Does anyone have any experience of software licencing for charities? I've recently joined the committee for my sons Pre-School, who are a registered charity, as the E-Safety Oversight and I'm pretty sure some of their PC's are still running XP... As such I was wondering what the options licences are for charities for things like Windows, Office and AV software? Also what the experience of getting said licences is like? Thanks in advance. Andy.
I have previously worked with charities that sourced software via CTX............. https://www.tt-exchange.org/ Geting the licences etc is pretty straight forward too.
you need to check the eligibility of the organisation, as there are a few who are not entitled, charity or not
As you know XP has reached it's end of life for support and may be vulnerable. Do you happen to have more details, would this be something they'd consider upgrading all the software and licences and how many computers/users they have.
You can apply for a free 'Google Apps for Education' package being a school. That'll give you office software alternatives. (docs) and email accounts for the staff - In the primary school I work in, I have chrome browsers setup with free preloaded games and software on. (which you control from within the admin panel) - I can pretty much lock it all down. (although you have to have an internet subscription)

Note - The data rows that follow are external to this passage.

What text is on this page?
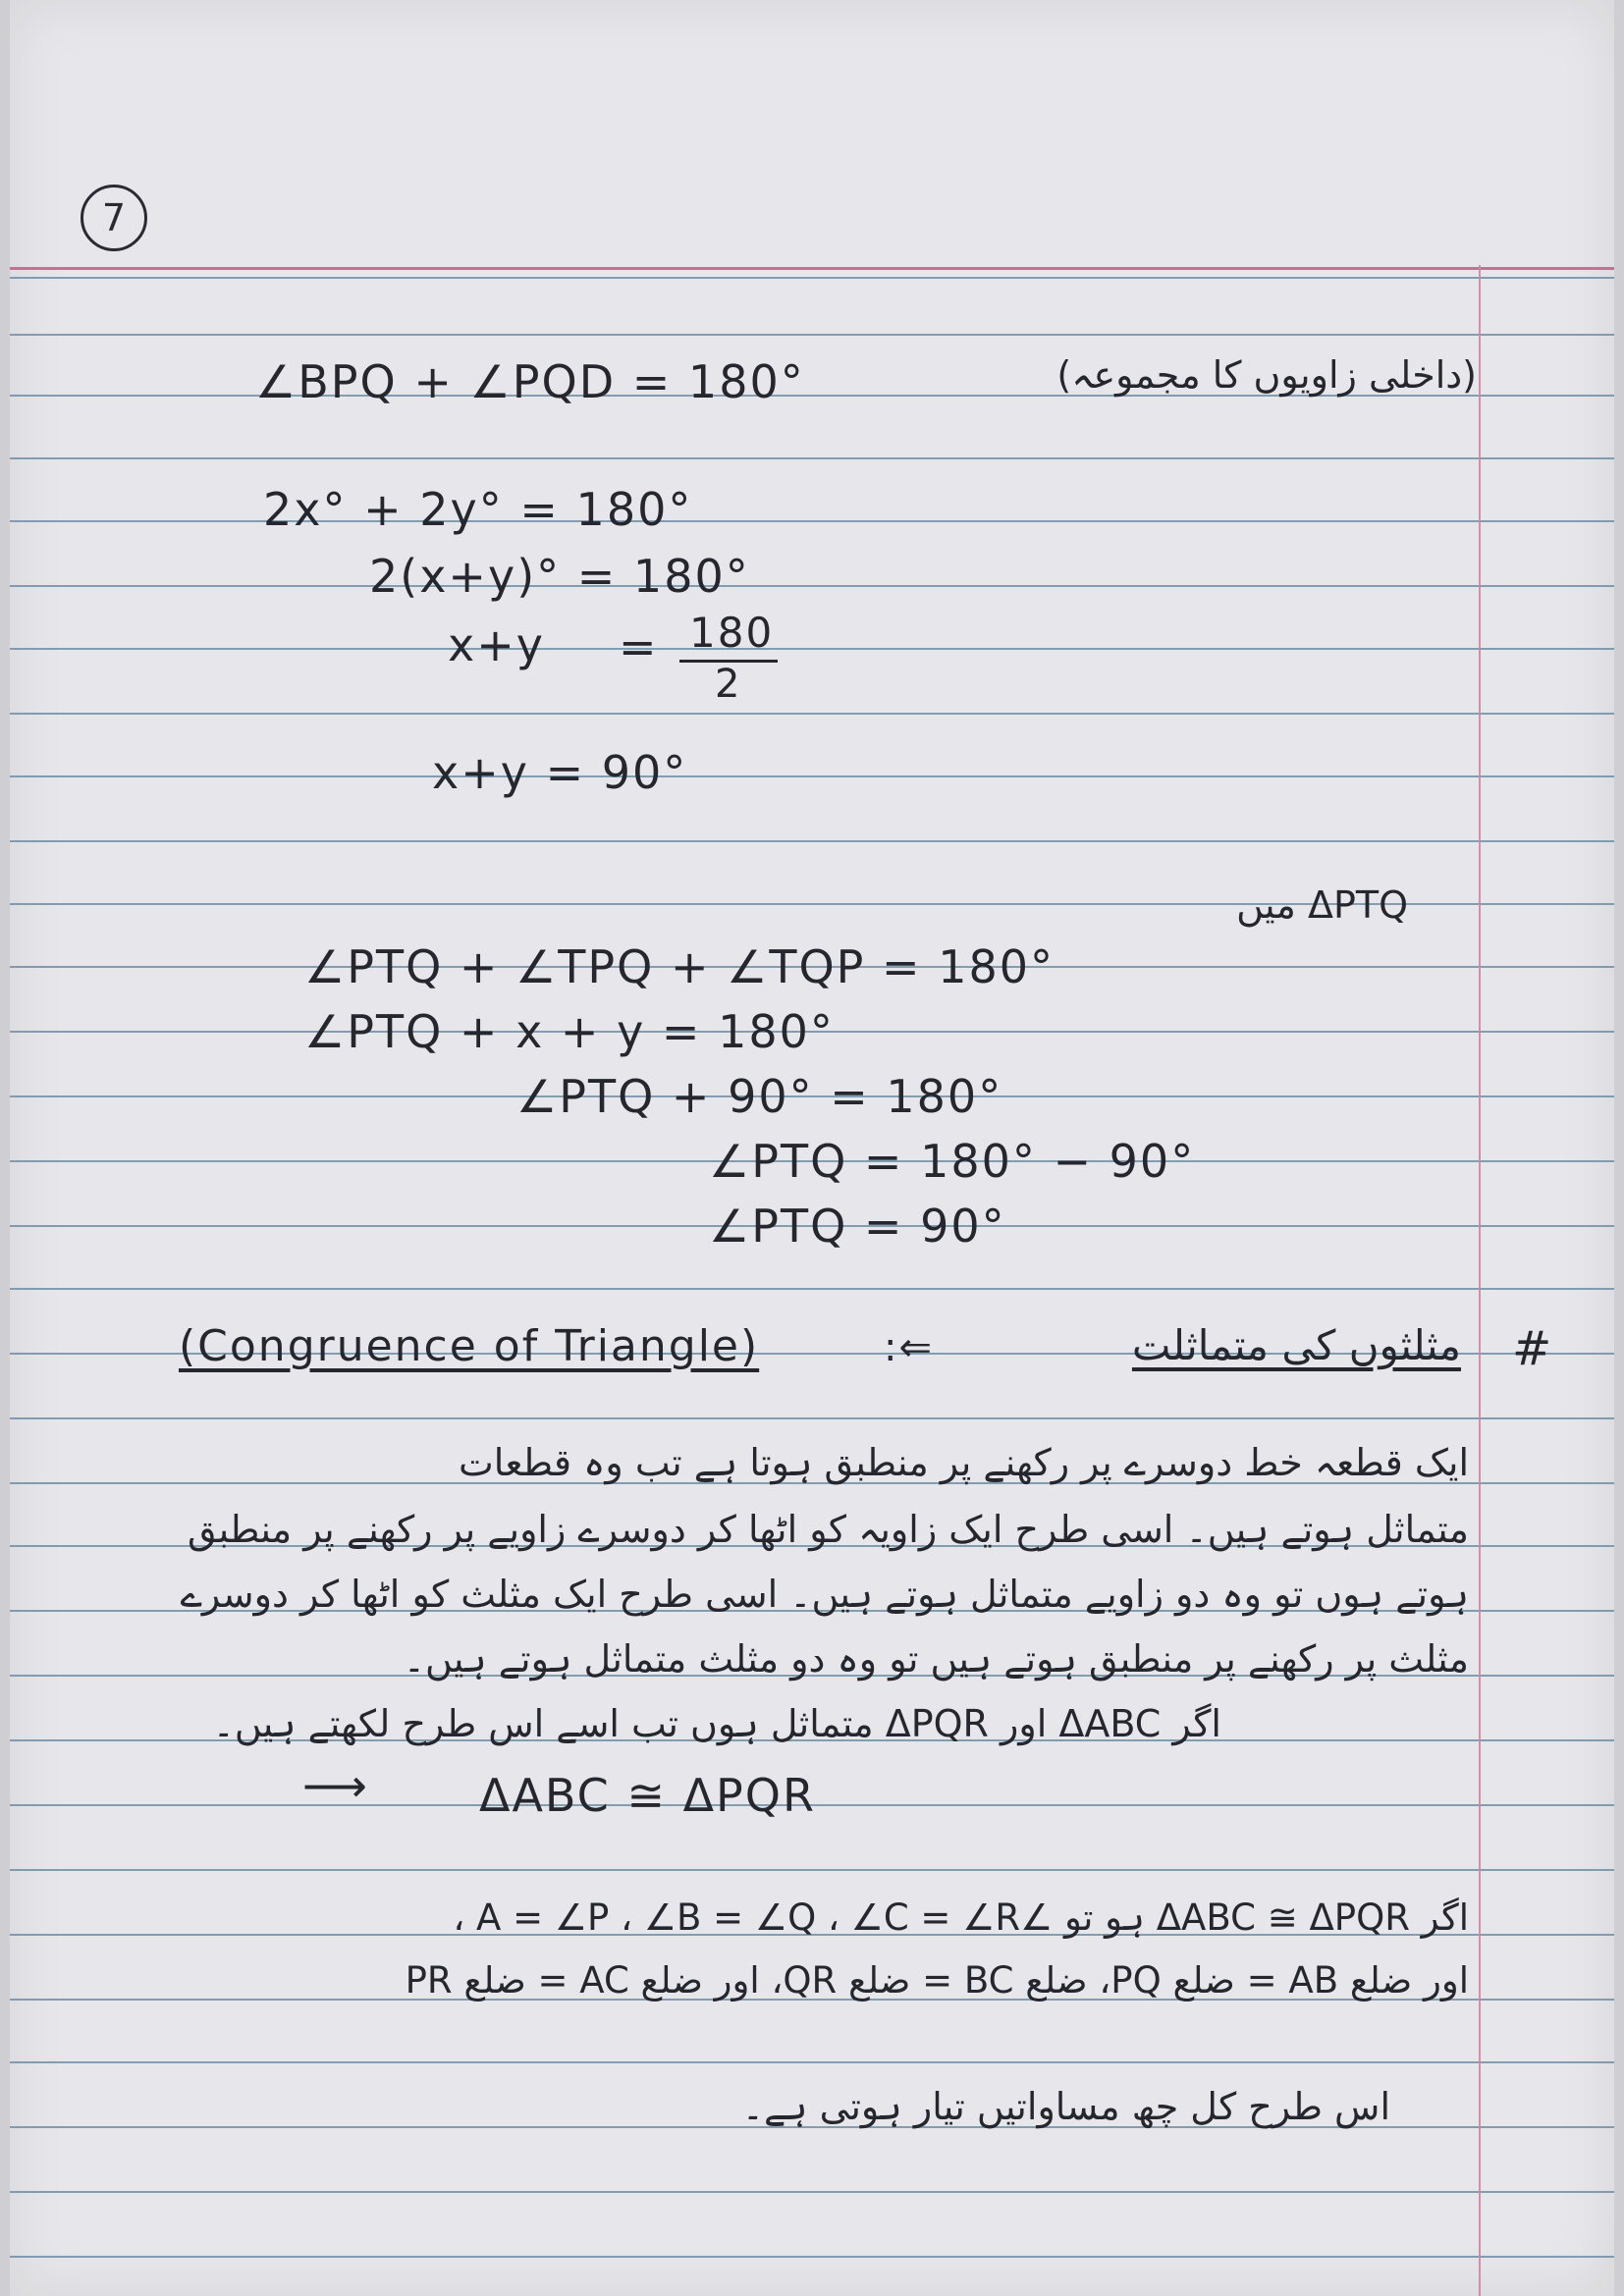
7
∠BPQ + ∠PQD = 180°	(داخلی زاویوں کا مجموعہ)
2x° + 2y° = 180°
2(x+y)° = 180°
x+y = 180
2
x+y = 90°
ΔPTQ میں
∠PTQ + ∠TPQ + ∠TQP = 180°
∠PTQ + x + y = 180°
∠PTQ + 90° = 180°
∠PTQ = 180° − 90°
∠PTQ = 90°
#
مثلثوں کی متماثلت
:⇐
(Congruence of Triangle)
ایک قطعہ خط دوسرے پر رکھنے پر منطبق ہوتا ہے تب وہ قطعات
متماثل ہوتے ہیں۔ اسی طرح ایک زاویہ کو اٹھا کر دوسرے زاویے پر رکھنے پر منطبق
ہوتے ہوں تو وہ دو زاویے متماثل ہوتے ہیں۔ اسی طرح ایک مثلث کو اٹھا کر دوسرے
مثلث پر رکھنے پر منطبق ہوتے ہیں تو وہ دو مثلث متماثل ہوتے ہیں۔
اگر ΔABC اور ΔPQR متماثل ہوں تب اسے اس طرح لکھتے ہیں۔
⟶ ΔABC ≅ ΔPQR
اگر ΔABC ≅ ΔPQR ہو تو ∠A = ∠P ، ∠B = ∠Q ، ∠C = ∠R ،
اور ضلع AB = ضلع PQ، ضلع BC = ضلع QR، اور ضلع AC = ضلع PR
اس طرح کل چھ مساواتیں تیار ہوتی ہے۔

Im speaking with strickly second hand information here. My father is a board member of a charity and deals with all of the new hardware/software issues. I do know that he got (i think) 5 full licenses for office for about £20 and i think windows 7 was somewhere in the regon of £5 per machine. Very little fuss involved, you just supply the registration number of the charity and then buy the stuff. The site he used was based in the UK, im not sure where you are. If you would like me to find out the web address for what he buys i can get it for you. just let me know
Ctx is one way to go but there are limitations in terms of the number of families and products you can get a discount for. Also eligibility for certain suppliers programs is governed by the charities turn over. ( my last work place was too large for the Cisco stuff) Alternatively give softcat a call, once charitable status is confirmed you can get edu / non profit pricing on loads off stuff. Generally with larger projects, I'd buy the server and cals for the first 100 from Ctx and the rest on my charity ms accounts direct from softcat. Don't forget office 365 e1 is free to qualifying charities and E3 licensing is dirt cheap vs corp. PM if you would like a contact at Softcat, was actually a good guy and not down my throat every 5 seconds trying to drupal up business.